In Furman and Gregg, the Court had sought to remove arbitrary and capricious factors, presumably including racial prejudice, from the application of the death penalty in the United States. However, with McCleskey, the Court appeared to be turning its back on that promise by foreclosing the last avenue for arguing for the per se unconstitutionality of capital punishment. It did find in the Eighth Amendment limits to the kinds of crimes that could be deemed capital offenses. In Coker v. Georgia (1977), the Court found a capital sentence disproportionate to the crime of rape and therefore barred by the Eighth Amendment. Similarly, Enmund v. Florida (1982) barred the death penalty for a felony murder in which the defendant did not commit, nor intend or contemplate, the killing. However, this ruling was modified in Tison v. Arizona (1987) to permit sentencing to death of a codefendant in a felony murder in which there was major participation in the felony combined with reckless indifference to human life. In Atkins v. Virginia (2002), the plurality deemed the execution of a criminal with "mental retardation" to be cruel and unusual punishment, as the convict has diminished reasoning abilities or judgment or has poor impulse control and is therefore less culpable for his or her actions. These rulings indicate that the Court views the Eighth Amendment as imposing substantive limits on the death penalty, at least concerning the issue of proportionality.

As of April 2023, twenty-seven states authorized the death penalty. The federal government also authorizes death for certain homicides, as well as for espionage, treason, or running a large-scale drug enterprise, but carried out only three capital sentences between 1963 and 2015. As of mid-2023, 2,414 prisoners were on death row in the United States, while 1,567 prisoners had been executed since 1976. While the majority of these executions occurred by lethal injection (1,387) and electrocution (163), the gas chamber (11), hanging (3), and the firing squad (3) have also been used. Death row inmates are overwhelmingly male and disproportionately African American and Southern. Many have suffered from inadequate assistance of counsel at trial.

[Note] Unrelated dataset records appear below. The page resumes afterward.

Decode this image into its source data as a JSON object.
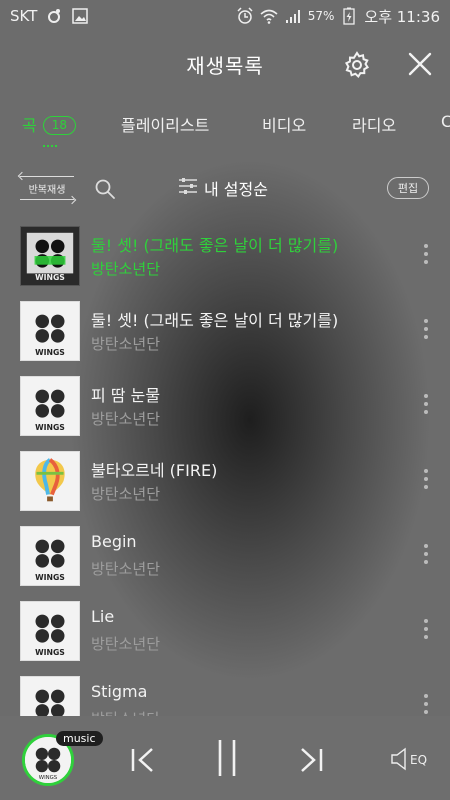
{
  "status": {
    "carrier": "SKT",
    "battery_pct": "57%",
    "clock": "오후 11:36"
  },
  "header": {
    "title": "재생목록"
  },
  "tabs": [
    {
      "label": "곡",
      "count": "18",
      "active": true
    },
    {
      "label": "플레이리스트"
    },
    {
      "label": "비디오"
    },
    {
      "label": "라디오"
    },
    {
      "label": "C"
    }
  ],
  "controls": {
    "repeat_label": "반복재생",
    "sort_label": "내 설정순",
    "edit_label": "편집"
  },
  "songs": [
    {
      "title": "둘! 셋! (그래도 좋은 날이 더 많기를)",
      "artist": "방탄소년단",
      "playing": true,
      "cover": "wings-dark"
    },
    {
      "title": "둘! 셋! (그래도 좋은 날이 더 많기를)",
      "artist": "방탄소년단",
      "cover": "wings"
    },
    {
      "title": "피 땀 눈물",
      "artist": "방탄소년단",
      "cover": "wings"
    },
    {
      "title": "불타오르네 (FIRE)",
      "artist": "방탄소년단",
      "cover": "balloon"
    },
    {
      "title": "Begin",
      "artist": "방탄소년단",
      "cover": "wings"
    },
    {
      "title": "Lie",
      "artist": "방탄소년단",
      "cover": "wings"
    },
    {
      "title": "Stigma",
      "artist": "방탄소년단",
      "cover": "wings"
    }
  ],
  "player": {
    "badge": "music",
    "eq_label": "EQ"
  },
  "album_text": "WINGS",
  "colors": {
    "accent": "#2fd13b"
  }
}
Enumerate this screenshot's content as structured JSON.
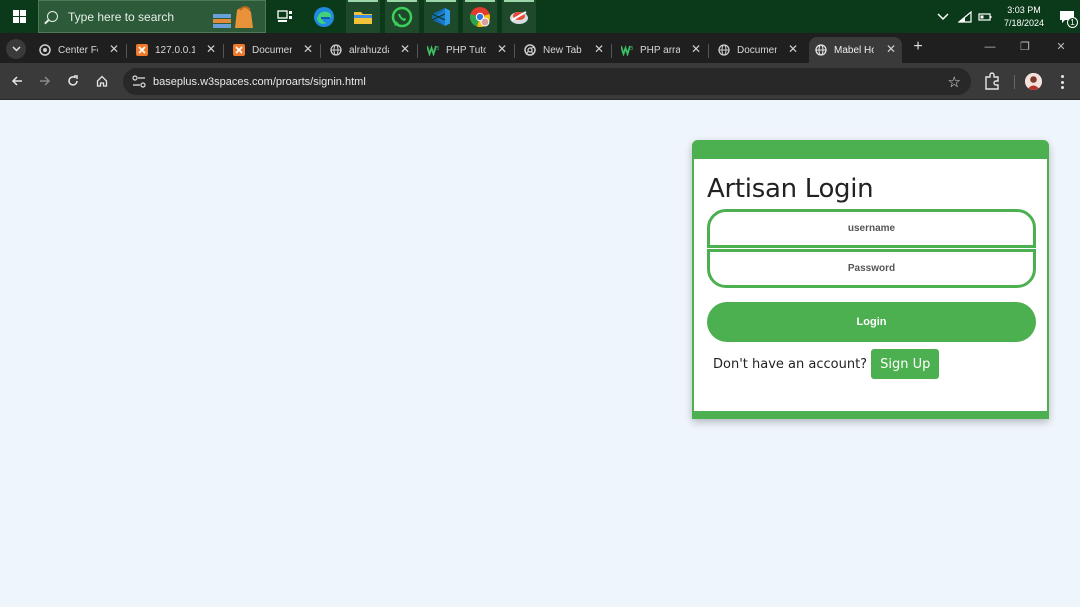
{
  "taskbar": {
    "search_placeholder": "Type here to search",
    "time": "3:03 PM",
    "date": "7/18/2024",
    "notification_count": "1",
    "pinned_icons": [
      "task-view-icon",
      "edge-icon",
      "file-explorer-icon",
      "whatsapp-icon",
      "vscode-icon",
      "chrome-icon",
      "app-icon"
    ]
  },
  "browser": {
    "tabs": [
      {
        "title": "Center Fo",
        "favicon": "chrome-settings-icon"
      },
      {
        "title": "127.0.0.1/",
        "favicon": "xampp-icon"
      },
      {
        "title": "Documen",
        "favicon": "xampp-icon"
      },
      {
        "title": "alrahuzda",
        "favicon": "globe-icon"
      },
      {
        "title": "PHP Tutor",
        "favicon": "w3schools-icon"
      },
      {
        "title": "New Tab",
        "favicon": "chrome-icon"
      },
      {
        "title": "PHP array",
        "favicon": "w3schools-icon"
      },
      {
        "title": "Documen",
        "favicon": "globe-icon"
      },
      {
        "title": "Mabel Ho",
        "favicon": "globe-icon"
      }
    ],
    "active_tab_index": 8,
    "url": "baseplus.w3spaces.com/proarts/signin.html"
  },
  "login": {
    "title": "Artisan Login",
    "username_placeholder": "username",
    "password_placeholder": "Password",
    "login_label": "Login",
    "signup_prompt": "Don't have an account?",
    "signup_label": "Sign Up"
  },
  "colors": {
    "accent": "#4caf50",
    "page_bg": "#eef5fb",
    "taskbar_bg": "#0b3a1a"
  }
}
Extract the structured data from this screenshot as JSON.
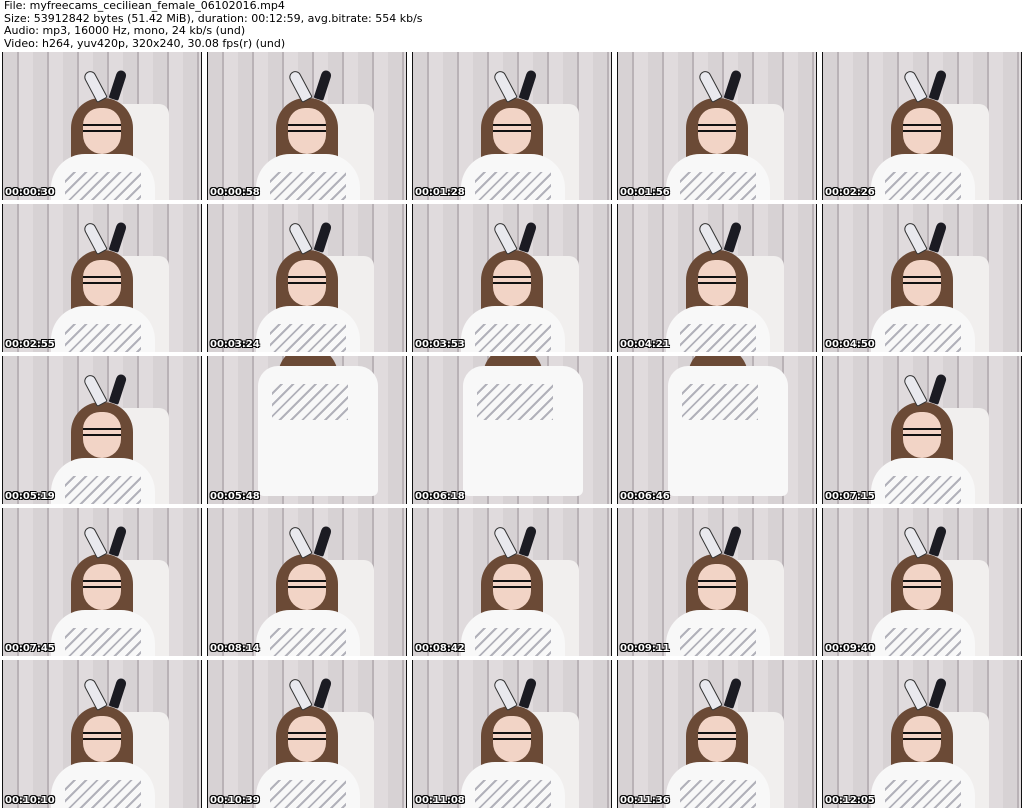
{
  "header": {
    "line1": "File: myfreecams_ceciliean_female_06102016.mp4",
    "line2": "Size: 53912842 bytes (51.42 MiB), duration: 00:12:59, avg.bitrate: 554 kb/s",
    "line3": "Audio: mp3, 16000 Hz, mono, 24 kb/s (und)",
    "line4": "Video: h264, yuv420p, 320x240, 30.08 fps(r) (und)"
  },
  "thumbnails": [
    {
      "time": "00:00:30",
      "pose": "seated"
    },
    {
      "time": "00:00:58",
      "pose": "seated"
    },
    {
      "time": "00:01:28",
      "pose": "seated"
    },
    {
      "time": "00:01:56",
      "pose": "seated"
    },
    {
      "time": "00:02:26",
      "pose": "seated"
    },
    {
      "time": "00:02:55",
      "pose": "seated"
    },
    {
      "time": "00:03:24",
      "pose": "seated"
    },
    {
      "time": "00:03:53",
      "pose": "seated"
    },
    {
      "time": "00:04:21",
      "pose": "seated"
    },
    {
      "time": "00:04:50",
      "pose": "seated"
    },
    {
      "time": "00:05:19",
      "pose": "seated"
    },
    {
      "time": "00:05:48",
      "pose": "standing"
    },
    {
      "time": "00:06:18",
      "pose": "standing"
    },
    {
      "time": "00:06:46",
      "pose": "standing"
    },
    {
      "time": "00:07:15",
      "pose": "seated"
    },
    {
      "time": "00:07:45",
      "pose": "seated"
    },
    {
      "time": "00:08:14",
      "pose": "seated"
    },
    {
      "time": "00:08:42",
      "pose": "seated"
    },
    {
      "time": "00:09:11",
      "pose": "seated"
    },
    {
      "time": "00:09:40",
      "pose": "seated"
    },
    {
      "time": "00:10:10",
      "pose": "seated"
    },
    {
      "time": "00:10:39",
      "pose": "seated"
    },
    {
      "time": "00:11:08",
      "pose": "seated"
    },
    {
      "time": "00:11:36",
      "pose": "seated"
    },
    {
      "time": "00:12:05",
      "pose": "seated"
    }
  ]
}
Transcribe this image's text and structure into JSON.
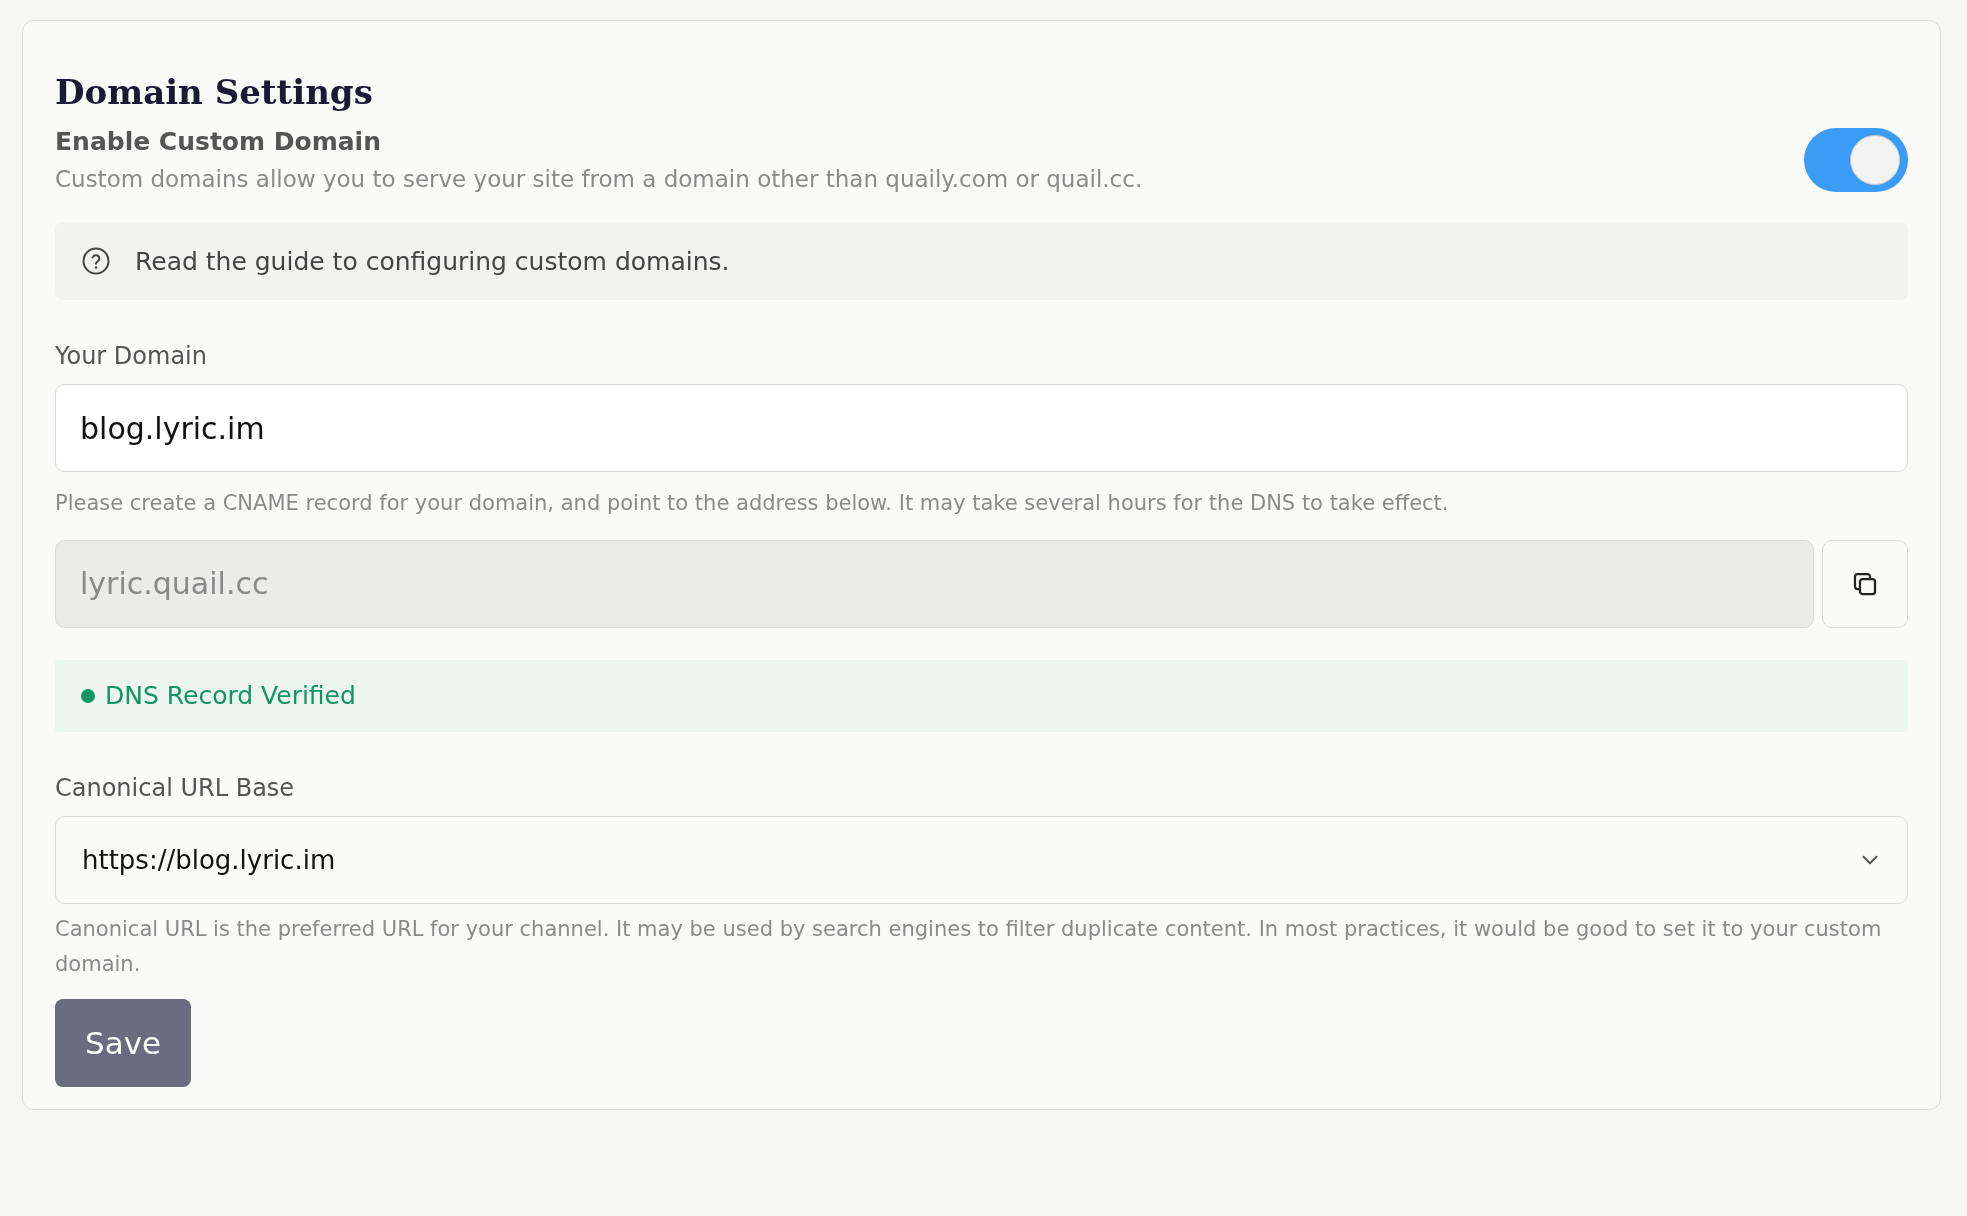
{
  "title": "Domain Settings",
  "custom_domain": {
    "label": "Enable Custom Domain",
    "description": "Custom domains allow you to serve your site from a domain other than quaily.com or quail.cc.",
    "on": true
  },
  "guide": {
    "text": "Read the guide to configuring custom domains."
  },
  "your_domain": {
    "label": "Your Domain",
    "value": "blog.lyric.im",
    "help": "Please create a CNAME record for your domain, and point to the address below. It may take several hours for the DNS to take effect."
  },
  "cname_target": {
    "value": "lyric.quail.cc"
  },
  "dns_status": {
    "text": "DNS Record Verified",
    "verified": true
  },
  "canonical": {
    "label": "Canonical URL Base",
    "value": "https://blog.lyric.im",
    "help": "Canonical URL is the preferred URL for your channel. It may be used by search engines to filter duplicate content. In most practices, it would be good to set it to your custom domain."
  },
  "save_button": "Save"
}
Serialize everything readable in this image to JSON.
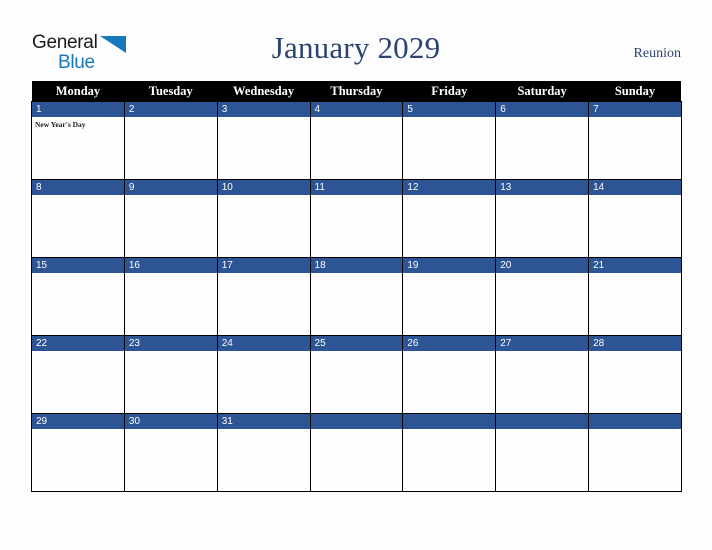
{
  "logo": {
    "word_one": "General",
    "word_two": "Blue",
    "triangle_icon": "triangle-icon",
    "brand_blue": "#1878be"
  },
  "header": {
    "title": "January 2029",
    "country": "Reunion",
    "title_color": "#2b4470"
  },
  "calendar": {
    "accent_blue": "#2d5494",
    "header_bg": "#000000",
    "weekday_headers": [
      "Monday",
      "Tuesday",
      "Wednesday",
      "Thursday",
      "Friday",
      "Saturday",
      "Sunday"
    ],
    "weeks": [
      [
        {
          "day": "1",
          "events": [
            "New Year's Day"
          ],
          "filled": true
        },
        {
          "day": "2",
          "events": [],
          "filled": true
        },
        {
          "day": "3",
          "events": [],
          "filled": true
        },
        {
          "day": "4",
          "events": [],
          "filled": true
        },
        {
          "day": "5",
          "events": [],
          "filled": true
        },
        {
          "day": "6",
          "events": [],
          "filled": true
        },
        {
          "day": "7",
          "events": [],
          "filled": true
        }
      ],
      [
        {
          "day": "8",
          "events": [],
          "filled": true
        },
        {
          "day": "9",
          "events": [],
          "filled": true
        },
        {
          "day": "10",
          "events": [],
          "filled": true
        },
        {
          "day": "11",
          "events": [],
          "filled": true
        },
        {
          "day": "12",
          "events": [],
          "filled": true
        },
        {
          "day": "13",
          "events": [],
          "filled": true
        },
        {
          "day": "14",
          "events": [],
          "filled": true
        }
      ],
      [
        {
          "day": "15",
          "events": [],
          "filled": true
        },
        {
          "day": "16",
          "events": [],
          "filled": true
        },
        {
          "day": "17",
          "events": [],
          "filled": true
        },
        {
          "day": "18",
          "events": [],
          "filled": true
        },
        {
          "day": "19",
          "events": [],
          "filled": true
        },
        {
          "day": "20",
          "events": [],
          "filled": true
        },
        {
          "day": "21",
          "events": [],
          "filled": true
        }
      ],
      [
        {
          "day": "22",
          "events": [],
          "filled": true
        },
        {
          "day": "23",
          "events": [],
          "filled": true
        },
        {
          "day": "24",
          "events": [],
          "filled": true
        },
        {
          "day": "25",
          "events": [],
          "filled": true
        },
        {
          "day": "26",
          "events": [],
          "filled": true
        },
        {
          "day": "27",
          "events": [],
          "filled": true
        },
        {
          "day": "28",
          "events": [],
          "filled": true
        }
      ],
      [
        {
          "day": "29",
          "events": [],
          "filled": true
        },
        {
          "day": "30",
          "events": [],
          "filled": true
        },
        {
          "day": "31",
          "events": [],
          "filled": true
        },
        {
          "day": "",
          "events": [],
          "filled": true
        },
        {
          "day": "",
          "events": [],
          "filled": true
        },
        {
          "day": "",
          "events": [],
          "filled": true
        },
        {
          "day": "",
          "events": [],
          "filled": true
        }
      ]
    ]
  }
}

An estimated 3.94 percent of death row inmates sentenced between 1973 and 2023 were wrongly convicted, and around 190 individuals were released from prison after serving on death row and proving their innocence. Of those shown to be innocent, about half remained on death row, about one-third had their sentences commuted to life in prison, and nearly 20 percent died, either through execution or through suicide or natural causes while awaiting execution.

The vast majority of executions in the early twenty-first century were conducted by lethal injection. In the 2008 case Baze v. Rees, the court ruled that a specific cocktail of lethal injection drugs was constitutional. However, anesthetic and sedative manufacturers in Europe opposed the use of their products in executions and stopped selling them in the United States, thereby forcing many states to experiment with new combinations of drugs that may or may not constitute "cruel and unusual punishment" or to return to traditional methods such as electrocution. Additionally, the death penalty carries a significant financial burden for state budgets. A study in Texas in 1992 showed the average cost of putting an inmate to death was $2.3 million dollars or triple the cost of forty years of high security prison. A 2017 study in Oklahoma echoed these findings, with the average capital case price tag 3.2 times higher than non-capital cases.